Prolegomena to Prononymity: What’s the Worst that Can Happen?

America needs electronic medical records (EMR). There are plenty of reasons why we are so far behind other nations in consolidating medical data: lack of strong central leadership on the issue, unwarranted faith in markets to produce solutions, and overwhelmed medical professionals who have little if any slack time to put a new system into place. Even as President Obama pushes for investment in EMR, privacy concerns are also slowing down progress:

Lawmakers, caught in a crossfire of lobbying by the health care industry and consumer groups, have been unable to agree on privacy safeguards that would allow patients to control the use of their medical records. . . . The data in medical records has great potential commercial value. Several companies, for example, buy and sell huge amounts of data on the prescribing habits of doctors, and the information has proved invaluable to pharmaceutical sales representatives.

“Health I.T. without privacy is an excellent way for companies to establish a gold mine of information that can be used to increase profits, promote expensive drugs, cherry-pick patients who are cheaper to insure and market directly to consumers,” said Dr. Deborah C. Peel, coordinator of the Coalition for Patient Privacy, which includes the American Civil Liberties Union among its members.

Health IT turns out to be one many areas where a drive for prononymity–that is, the de-anonymizing of records of on- and off-line life–is running up against a wall of wary citizens and consumers.

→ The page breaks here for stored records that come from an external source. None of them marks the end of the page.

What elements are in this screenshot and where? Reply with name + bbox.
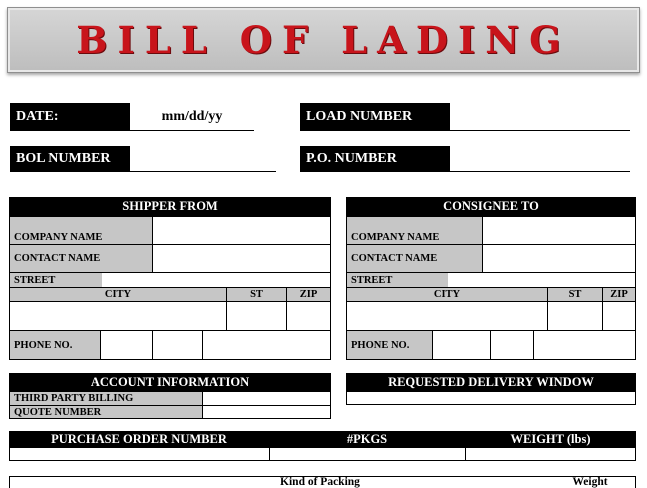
weight-cell[interactable] xyxy=(466,448,635,460)
quote-number-field[interactable] xyxy=(202,406,330,418)
consignee-st-field[interactable] xyxy=(547,302,602,330)
consignee-company-label: COMPANY NAME xyxy=(347,217,482,244)
consignee-phone-area-field[interactable] xyxy=(432,331,490,359)
kind-of-packing-header: Kind of Packing xyxy=(280,476,360,488)
shipper-phone-line-field[interactable] xyxy=(202,331,330,359)
shipper-zip-field[interactable] xyxy=(286,302,330,330)
shipper-contact-label: CONTACT NAME xyxy=(10,245,152,272)
bol-number-field[interactable] xyxy=(130,146,276,172)
shipper-company-label: COMPANY NAME xyxy=(10,217,152,244)
pkgs-cell[interactable] xyxy=(270,448,465,460)
po-number-label: P.O. NUMBER xyxy=(300,146,450,172)
consignee-contact-field[interactable] xyxy=(482,245,635,272)
consignee-contact-label: CONTACT NAME xyxy=(347,245,482,272)
consignee-street-label: STREET xyxy=(347,273,448,287)
po-column-header: PURCHASE ORDER NUMBER xyxy=(51,431,227,446)
shipper-st-field[interactable] xyxy=(226,302,286,330)
shipper-st-label: ST xyxy=(226,288,286,301)
packing-weight-header: Weight xyxy=(572,476,608,488)
account-section-header: ACCOUNT INFORMATION xyxy=(9,373,331,391)
pkgs-column-header: #PKGS xyxy=(346,431,388,446)
consignee-section-header: CONSIGNEE TO xyxy=(346,197,636,216)
shipper-street-field[interactable] xyxy=(102,273,330,287)
shipper-phone-prefix-field[interactable] xyxy=(152,331,202,359)
consignee-company-field[interactable] xyxy=(482,217,635,244)
po-number-cell[interactable] xyxy=(10,448,269,460)
load-number-label: LOAD NUMBER xyxy=(300,103,450,131)
po-number-field[interactable] xyxy=(450,146,630,172)
delivery-window-header: REQUESTED DELIVERY WINDOW xyxy=(346,373,636,391)
consignee-zip-field[interactable] xyxy=(602,302,635,330)
consignee-phone-label: PHONE NO. xyxy=(347,331,432,359)
consignee-phone-prefix-field[interactable] xyxy=(490,331,533,359)
consignee-phone-line-field[interactable] xyxy=(533,331,635,359)
shipper-street-label: STREET xyxy=(10,273,102,287)
date-label: DATE: xyxy=(10,103,130,131)
shipper-city-label: CITY xyxy=(10,288,226,301)
document-title: BILL OF LADING xyxy=(76,18,571,62)
consignee-st-label: ST xyxy=(547,288,602,301)
shipper-phone-area-field[interactable] xyxy=(100,331,152,359)
consignee-street-field[interactable] xyxy=(448,273,635,287)
third-party-billing-label: THIRD PARTY BILLING xyxy=(10,392,202,405)
consignee-city-label: CITY xyxy=(347,288,547,301)
shipper-city-field[interactable] xyxy=(10,302,226,330)
shipper-company-field[interactable] xyxy=(152,217,330,244)
weight-column-header: WEIGHT (lbs) xyxy=(510,431,591,446)
shipper-zip-label: ZIP xyxy=(286,288,330,301)
shipper-section-header: SHIPPER FROM xyxy=(9,197,331,216)
consignee-zip-label: ZIP xyxy=(602,288,635,301)
consignee-city-field[interactable] xyxy=(347,302,547,330)
shipper-contact-field[interactable] xyxy=(152,245,330,272)
load-number-field[interactable] xyxy=(450,103,630,131)
third-party-billing-field[interactable] xyxy=(202,392,330,405)
quote-number-label: QUOTE NUMBER xyxy=(10,406,202,418)
date-field[interactable]: mm/dd/yy xyxy=(130,103,254,131)
bol-number-label: BOL NUMBER xyxy=(10,146,130,172)
shipper-phone-label: PHONE NO. xyxy=(10,331,100,359)
delivery-window-field[interactable] xyxy=(346,391,636,405)
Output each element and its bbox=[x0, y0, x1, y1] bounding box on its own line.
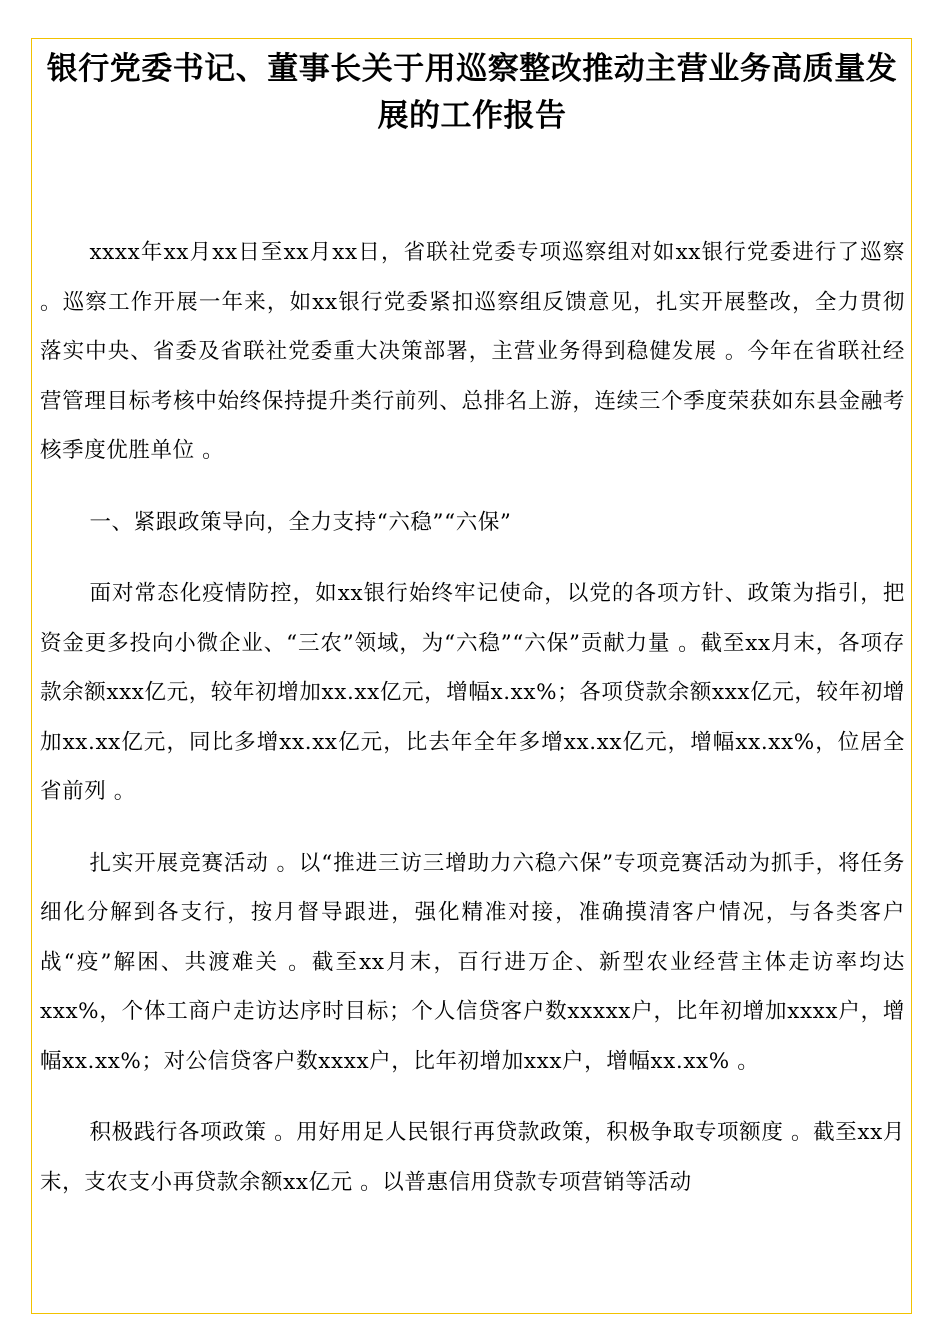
body-paragraph: 面对常态化疫情防控，如xx银行始终牢记使命，以党的各项方针、政策为指引，把资金更多投向小微企业、“三农”领域，为“六稳”“六保”贡献力量 。截至xx月末，各项存款余额xxx亿元，较年初增加xx.xx亿元，增幅x.xx%；各项贷款余额xxx亿元，较年初增加xx.xx亿元，同比多增xx.xx亿元，比去年全年多增xx.xx亿元，增幅xx.xx%，位居全省前列 。 bbox=[40, 581, 905, 804]
intro-paragraph: xxxx年xx月xx日至xx月xx日，省联社党委专项巡察组对如xx银行党委进行了巡察 。巡察工作开展一年来，如xx银行党委紧扣巡察组反馈意见，扎实开展整改，全力贯彻落实中央、省委及省联社党委重大决策部署，主营业务得到稳健发展 。今年在省联社经营管理目标考核中始终保持提升类行前列、总排名上游，连续三个季度荣获如东县金融考核季度优胜单位 。 bbox=[40, 240, 905, 463]
document-body bbox=[40, 228, 905, 1229]
document-title: 银行党委书记、董事长关于用巡察整改推动主营业务高质量发展的工作报告 bbox=[46, 51, 898, 134]
body-paragraph: 扎实开展竞赛活动 。以“推进三访三增助力六稳六保”专项竞赛活动为抓手，将任务细化分解到各支行，按月督导跟进，强化精准对接，准确摸清客户情况，与各类客户战“疫”解困、共渡难关 。截至xx月末，百行进万企、新型农业经营主体走访率均达xxx%，个体工商户走访达序时目标；个人信贷客户数xxxxx户，比年初增加xxxx户，增幅xx.xx%；对公信贷客户数xxxx户，比年初增加xxx户，增幅xx.xx% 。 bbox=[40, 850, 905, 1074]
body-paragraph: 积极践行各项政策 。用好用足人民银行再贷款政策，积极争取专项额度 。截至xx月末，支农支小再贷款余额xx亿元 。以普惠信用贷款专项营销等活动 bbox=[40, 1120, 905, 1195]
section-heading-1: 一、紧跟政策导向，全力支持“六稳”“六保” bbox=[89, 509, 512, 535]
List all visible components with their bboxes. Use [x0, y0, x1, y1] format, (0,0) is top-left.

In the health field, I think that resistance is only going to end if we have a robust “backstop” of health care in place so that citizens don’t have to worry about losing all coverage if a digital dossier presents them as a bad risk. (Medicaid as presently constituted does not count.) Far from overwhelming the health care system with pent-up demand, universal health coverage may be a prerequisite for generating support for the type of EMR that will provide us all with far better care.


A trend to prononymity in general should be matched with greater commitment to assuring that it won’t result in particularly harsh results. For example, people should not be denied a job for being identifiable as a Democrat in a blog post, whatever Monica Goodling thinks. Nor should doctor’s notes about a patient’s dark thoughts come back to haunt the patient when she or he applies for medical insurance. And if they do, there should be a genuine insurer of last resort available–not the patchwork of Medicaid and charity care that presently leave so many uninsured people falling through the cracks.

That’s one reason why I advocate the development of a Fair Reputation Reporting Act, which would allow individuals to know the documentary basis of certain key adverse decisions. I summarize the proposal here:

Reputation regulation has become essential because traditional restrictions on data flows inadequately constrain decisionmakers and important intermediaries (including search engines and bulletin boards). . . . Persistent and searchable databases now feed unprecedented amounts of poorly vetted information into vital decisions about employment, credit, and insurance. Rumors about a person’s sexual orientation (or experiences), health status, incompetence, or nastiness can percolate in blogs and message boards.

Even if the First Amendment and anonymity protect the authors of such rumors, affected individuals deserve to know whether certain important decisionmakers rely on them. In limited cases, the intermediary source of the information should also provide the target of a derogatory posting with the opportunity to annotate it. A Fair Reputation Reporting Act would empower individuals to know the basis of adverse employment, credit, and insurance decisions—and to go to their source (and the source of their salience) to demand some relief from digital scarlet letters.

In summary, privacy concerns are only likely to die down if individuals know either 1) that the consequences of a privacy breach are not likely to be severe or 2) that they can find out instances of the improper use of data. In the health care context in the US, neither qualifier holds: the individual insurance market routinely denies care to individuals on the basis of pre-existing conditions, and individuals have little sense of exactly how such determinations are made. Prononymity needs to work both ways: if our health conditions are to be the subject of increasing availability, so too must the decision-making processes that could use that data to our detriment become more transparent.

PS: Market mavens may promote a “Google Health Search” as the optimal solution here. If this 800 pound gorilla can get all the publishers in line to settle their copyright claims, perhaps it has some chance at bringing the medical industry to heel; however, the political power of doctors and insurers dwarfs that of publishers. The concentration of that much data in one company should also provoke some worries.